Welcome to Narcotics Anonymous of NJ. Our Message Is…

That an addict, any addict can stop using drugs,
lose the desire to use, and find a new way to live.


Helpline

If you feel you have a problem with drugs, call our helpline

Meetings

Locate an NA meeting near you for each day of the week

Encuentre una reunión de NA

Events

See upcoming NA events and activities in NJ

Narcotics Anonymous is a nonprofit fellowship or society of men and women for whom drugs had become a major problem. We are recovering addicts who meet regularly to help each other stay clean.

– Narcotics Anonymous Basic Text, page 9

Recovery from addiction is possible and available through the 12 Steps and 12 Traditions of Narcotics Anonymous.

Narcotics Anonymous is FREEDOM from active addiction.

Narcotics Anonymous is an international, community-based association of recovering drug addicts with over 61,000 weekly meetings in over 131 countries worldwide.


Just for Today

May 27, 2026
Meeting the day's challenge
Page 153
"...The decision to ask for God's help is our greatest source of strength and courage."
Basic Text, p. 26

A challenge is anything that dares us to succeed. Things new and unfamiliar serve as challenges, whether those things appear good or bad to us. We are challenged by obstacles and opposition from within ourselves and from without. New and difficult things, obstacles and opposition, all are a part of "life on life's terms." Living clean means learning to meet challenges.

Many of us, consciously or unconsciously, took drugs to avoid meeting challenge. Many of us were equally afraid of failure and success. Each time we declined the day's challenge, we suffered a loss of self-esteem. Some of us used drugs to mask the shame we felt. Each time we did that, we became even less able to meet our challenges and more likely to use.

By working the NA program, we've found the tools we need to successfully meet any challenge. We've come to believe in a Power greater than ourselves, a Power that cares for our will and our lives. We've asked that Power to remove our character defects, those things that made our lives unmanageable. We've taken action to improve our conscious contact with that Higher Power. Through the steps, we've been given the ability to stop using drugs and start living.

Each day, we are faced with new challenges. And each day, through working our program of recovery, we are given the grace to meet those challenges.

Just for Today: I will ask my Higher Power to help me squarely meet today's challenge.

A Spiritual Principle a Day

May 26, 2026
Forgiveness, Acceptance, and Healing
Page 151
"Walking with the knowledge that someone has not forgiven us is hard, but through it we find levels of forgiveness and acceptance that we may not have known were possible."
Living Clean, Chapter 5, "Amends and Reconciliation"

Over time in NA, we learn that we are worthy of forgiveness. That discovery comes, in part, as a result of making our Step Nine amends. Part of our preparation for this process is to understand why we are doing it. To make meaningful and lasting change in our lives, we must make peace with the consequences of our actions and the harm we've caused.
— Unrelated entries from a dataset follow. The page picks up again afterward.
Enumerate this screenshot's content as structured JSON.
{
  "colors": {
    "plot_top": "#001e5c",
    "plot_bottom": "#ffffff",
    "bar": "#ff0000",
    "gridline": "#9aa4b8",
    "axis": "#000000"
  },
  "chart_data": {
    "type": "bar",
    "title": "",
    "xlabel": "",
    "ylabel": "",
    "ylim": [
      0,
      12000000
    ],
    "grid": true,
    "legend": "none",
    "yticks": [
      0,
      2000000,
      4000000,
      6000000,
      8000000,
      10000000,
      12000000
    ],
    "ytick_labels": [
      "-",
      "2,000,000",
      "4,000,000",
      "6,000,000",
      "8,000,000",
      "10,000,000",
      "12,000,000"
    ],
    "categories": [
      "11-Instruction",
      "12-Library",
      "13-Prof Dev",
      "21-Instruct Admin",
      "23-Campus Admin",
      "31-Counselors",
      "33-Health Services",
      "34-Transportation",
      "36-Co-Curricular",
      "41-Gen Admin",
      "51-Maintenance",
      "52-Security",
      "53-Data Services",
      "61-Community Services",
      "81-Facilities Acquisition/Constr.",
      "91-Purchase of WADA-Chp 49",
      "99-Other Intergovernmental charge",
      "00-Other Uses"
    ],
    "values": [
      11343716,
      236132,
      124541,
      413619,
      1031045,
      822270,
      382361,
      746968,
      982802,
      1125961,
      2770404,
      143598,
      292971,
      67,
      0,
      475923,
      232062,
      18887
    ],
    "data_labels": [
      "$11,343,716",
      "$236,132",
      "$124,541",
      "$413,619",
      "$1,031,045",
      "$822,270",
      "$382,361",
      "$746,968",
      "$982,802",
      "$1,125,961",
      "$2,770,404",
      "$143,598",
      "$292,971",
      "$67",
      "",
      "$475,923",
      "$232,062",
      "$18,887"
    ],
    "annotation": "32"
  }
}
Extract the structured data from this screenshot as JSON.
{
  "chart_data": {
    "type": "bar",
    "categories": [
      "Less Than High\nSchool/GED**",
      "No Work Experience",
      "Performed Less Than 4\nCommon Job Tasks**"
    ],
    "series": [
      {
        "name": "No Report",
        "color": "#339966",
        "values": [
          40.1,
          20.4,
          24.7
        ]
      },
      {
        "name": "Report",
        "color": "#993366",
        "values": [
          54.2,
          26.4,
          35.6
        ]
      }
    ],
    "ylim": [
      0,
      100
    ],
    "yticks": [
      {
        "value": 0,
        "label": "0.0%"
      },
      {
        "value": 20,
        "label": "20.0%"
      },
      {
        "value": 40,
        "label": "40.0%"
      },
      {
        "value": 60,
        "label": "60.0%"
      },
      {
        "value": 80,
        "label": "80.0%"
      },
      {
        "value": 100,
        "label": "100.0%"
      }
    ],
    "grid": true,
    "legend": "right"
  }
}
While being forgiven by those we've hurt is a blessing, finding self-acceptance cannot be conditional on another's actions. We must reconcile with ourselves to heal from our past. Forgiving ourselves is not contingent on receiving forgiveness from those we've harmed.

Reconciliation may not always be possible. Though we may believe we deserve to be heard and forgiven, some will understandably stonewall our efforts. What then? It's pretty hard to gain the courage to undertake this process--but then we have to be humble enough to accept the reaction, even if it's a flat-out rejection? That rejection may be excruciating for those of us whose self-esteem hinges entirely on being liked by others. We ask ourselves, "Am I even still worthy of forgiveness? How do I walk through this?"

No one is obligated to forgive us. We are powerless over other people's willingness or readiness. In a situation like this one, we have one option for healing: move forward. That may take time because rejection is painful. As hard as it is to accept, we have to find a way to live with that pain without inflicting it on others. We must try to forgive ourselves for the consequences of our actions.

Not being forgiven is its own beast--and its own lesson in practicing spiritual principles. This experience might give us pause the next time we want to rebuff someone else's amends. We may be quicker to forgive because we know what it's like to experience that wall and how much effort it takes to live with that and let it go.

Today I will strive to accept my past and move on from it, though others may not. All I can do--today and every day--is to do better.